Таким образом, народно-традиционное здесь совсем не консервативное.
А что же является основным орудием этой интенсивности и подвижности? А то, что (где-то) уже после Де Костера с катастрофической скоростью исчезает из национальной литературы. И не только из неё.
Смех. То есть то, что столетиями и даже тысячелетиями было наиболее аутентичной традицией народа. Любого, в конце концов. А также «нижненемецкого», уленшпигелевского, особенно. Смех как особое заклятие против всех возможных бед и несчастий. Всех чрезмерно застывших форм жизни. Смех как стратегия неизменной победы над ними.
Когда то украинский писатель Евген Гуцало сказал о произведении другого писателя: это роман, где царит смех.
Как жаль, что это сказано не о «Легенде об Уленшпигеле и Ламме Гудзаке»… Книга, в которой действительно властвует-господствует смех.
По одной из своих многочисленных профессий Уленшпигель – шут. Понятно, только не в позднем, вырожденном значении этого слова. Уленшпигель-шут – неутомимый в своих бесконечных шутках памфлетист, «сатирик» человеческой глупости и дурости. Всех их этажей, проявлений и измерений. Смех – это и есть настоящая духовная гигиена мира, очищающая его от этой глупости.
Де Костер жил – а если точнее, умирал – тогда, когда этот смех уже понемногу сам замирал. По крайней мере, он уже не прорывался в художественную литературу. С такой энергией, как в «Легенде», где его отзвук ещё слышен в полную силу.
И вот писатель в своём великом романе возвращается к великим истокам Нового времени ещё и потому, что в эту эпоху народный смех звучал особенно громко и непринуждённо, очищая историческую дорогу этому времени.

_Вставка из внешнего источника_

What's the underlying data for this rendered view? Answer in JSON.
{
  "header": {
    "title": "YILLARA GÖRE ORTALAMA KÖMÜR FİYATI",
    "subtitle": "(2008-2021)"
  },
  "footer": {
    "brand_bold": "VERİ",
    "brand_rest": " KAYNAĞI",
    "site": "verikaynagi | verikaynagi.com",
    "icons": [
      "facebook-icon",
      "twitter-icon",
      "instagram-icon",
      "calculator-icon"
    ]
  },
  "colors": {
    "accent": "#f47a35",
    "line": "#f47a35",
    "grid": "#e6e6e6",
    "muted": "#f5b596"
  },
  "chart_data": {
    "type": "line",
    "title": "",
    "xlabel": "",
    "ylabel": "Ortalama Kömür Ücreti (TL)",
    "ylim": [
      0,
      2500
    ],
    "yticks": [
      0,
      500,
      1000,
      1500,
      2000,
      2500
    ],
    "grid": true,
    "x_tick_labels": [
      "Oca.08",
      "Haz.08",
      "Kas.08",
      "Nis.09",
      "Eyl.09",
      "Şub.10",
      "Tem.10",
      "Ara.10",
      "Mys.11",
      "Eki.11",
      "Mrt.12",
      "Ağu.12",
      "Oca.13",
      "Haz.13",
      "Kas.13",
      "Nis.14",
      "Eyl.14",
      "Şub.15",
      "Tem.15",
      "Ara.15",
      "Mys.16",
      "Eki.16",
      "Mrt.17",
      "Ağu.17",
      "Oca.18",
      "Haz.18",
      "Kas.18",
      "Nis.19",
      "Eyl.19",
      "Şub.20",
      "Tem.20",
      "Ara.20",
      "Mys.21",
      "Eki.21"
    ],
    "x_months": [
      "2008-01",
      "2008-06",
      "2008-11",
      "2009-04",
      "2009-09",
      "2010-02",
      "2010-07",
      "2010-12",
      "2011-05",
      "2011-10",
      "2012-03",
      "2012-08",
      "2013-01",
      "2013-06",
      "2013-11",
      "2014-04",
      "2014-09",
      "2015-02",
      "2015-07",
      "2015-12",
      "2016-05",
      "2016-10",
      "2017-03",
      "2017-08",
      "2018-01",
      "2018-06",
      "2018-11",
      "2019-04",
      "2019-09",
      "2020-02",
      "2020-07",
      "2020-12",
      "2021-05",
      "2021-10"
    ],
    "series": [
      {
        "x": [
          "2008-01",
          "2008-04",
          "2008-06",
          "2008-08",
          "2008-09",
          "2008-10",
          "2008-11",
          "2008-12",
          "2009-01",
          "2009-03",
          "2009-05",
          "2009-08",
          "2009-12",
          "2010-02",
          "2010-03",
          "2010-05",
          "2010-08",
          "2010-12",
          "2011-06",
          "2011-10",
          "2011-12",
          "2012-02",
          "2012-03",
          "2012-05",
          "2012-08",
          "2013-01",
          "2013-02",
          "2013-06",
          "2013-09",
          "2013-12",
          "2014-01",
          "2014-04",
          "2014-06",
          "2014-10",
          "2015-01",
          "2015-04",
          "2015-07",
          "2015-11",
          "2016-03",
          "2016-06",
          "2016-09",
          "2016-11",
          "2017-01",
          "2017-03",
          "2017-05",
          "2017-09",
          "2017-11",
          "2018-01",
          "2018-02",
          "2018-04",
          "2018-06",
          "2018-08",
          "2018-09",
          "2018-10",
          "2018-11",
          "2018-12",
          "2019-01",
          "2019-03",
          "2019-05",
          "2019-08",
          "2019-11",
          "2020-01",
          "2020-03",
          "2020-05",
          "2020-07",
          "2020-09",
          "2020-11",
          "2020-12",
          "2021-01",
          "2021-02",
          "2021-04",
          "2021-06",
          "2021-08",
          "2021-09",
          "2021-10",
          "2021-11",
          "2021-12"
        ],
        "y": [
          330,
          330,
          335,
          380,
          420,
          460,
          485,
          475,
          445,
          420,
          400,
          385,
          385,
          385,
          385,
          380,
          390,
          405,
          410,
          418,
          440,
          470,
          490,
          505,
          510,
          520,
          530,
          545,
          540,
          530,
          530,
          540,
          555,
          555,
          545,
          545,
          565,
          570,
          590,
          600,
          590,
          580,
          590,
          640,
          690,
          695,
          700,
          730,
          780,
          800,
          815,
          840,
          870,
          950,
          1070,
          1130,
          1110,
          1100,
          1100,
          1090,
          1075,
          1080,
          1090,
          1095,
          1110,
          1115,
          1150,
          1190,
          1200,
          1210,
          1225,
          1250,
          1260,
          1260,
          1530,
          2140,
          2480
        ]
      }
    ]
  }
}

Смех этот, как правило, будто и в целом простодушный. Даже «элементарный». Акустический его эффект-хохот далёк от, так сказать, специализированной, утончённой «интеллигентской» остроты. Он ещё крепко связан с физиологией и вообще с материальной фактурой мира сего. Толстяк Ламме Гудзак…
И здесь – ещё одно крайне характерное измерение эстетики Де Костера. Чрезвычайная красочность этой материальной фактуры в ней – это, похоже, является литературным претворением старинного, именно «нижненемецкого» приближения к стихиям материального. Приближение в живописи нидерландской. Фламандской. И, наконец, голландской. «Фламандской школы пёстрый сор» (Пушкин). Живописные сюжеты и средства писатель уже позднейших времён превратил в настоящее золото литературной описательности. «Легенда» мерцает всеми цветами, оттенками и отблесками этой живописи. В определённом смысле Де Костер будто завершает его, уже чисто своими – литературными – средствами. Невероятно живые его «натюрморты». Особенно съедобные…
Вот так и был создан, может быть, последний великий национальный эпос Европы. Среди прочего, будто бы романное ей, этой Европе, наставление: вот как когда-то она начиналась в новом своём историческом качестве. И пусть не забывает тот свой «новоевропейский» дебют. Свои великие проекты…
«Провинциальный журналист», а вот будто как какой-то атлант, поднял художественную задачу, эквивалентную по своей грандиозности величайшим подвигам мировой литературы.
Среди прочего, гениальный артистический инстинкт подсказал ему остановиться на исторически вроде бы незавершённом фламандском феномене, который в ту эпоху не только представлялся исторически ещё именно нерешённым, но и даже «подзабытым» этой историей. Фламандское, мол, это что-то «провинциальное», вчерашний день истории без дня завтрашнего в ней. «Малоголландское» и т. п.
Но что нам ведомо о том завтрашнем дне?
Франкофонный роман Де Костера – выходит, роман написан одним из самых авторитетных языков мира, – о фламандском мире, который тогда казался уже европейской глушью.
Дескать, Фландрия – отработанный пар истории.
…Горько, но сами фламандцы отнеслись к роману Де Костера сдержанно, а то и прохладно. Среди других претензий, почему это роман «о нас», а написан «не по-нашенски»? А на опостылевшем «жаргоне» этих франкофонных валлонов, которые, где только возможно, всё «нашенское» вытесняют… На Украине «Энеиду навыворот» когда-то порицали за «котляревщину», стало быть, за гениальный её смех. Во Фландрии «Легенду» – так сказать, за «декостеровщину». То есть за чрезмерно громкий смех, за её слишком шумное веселье.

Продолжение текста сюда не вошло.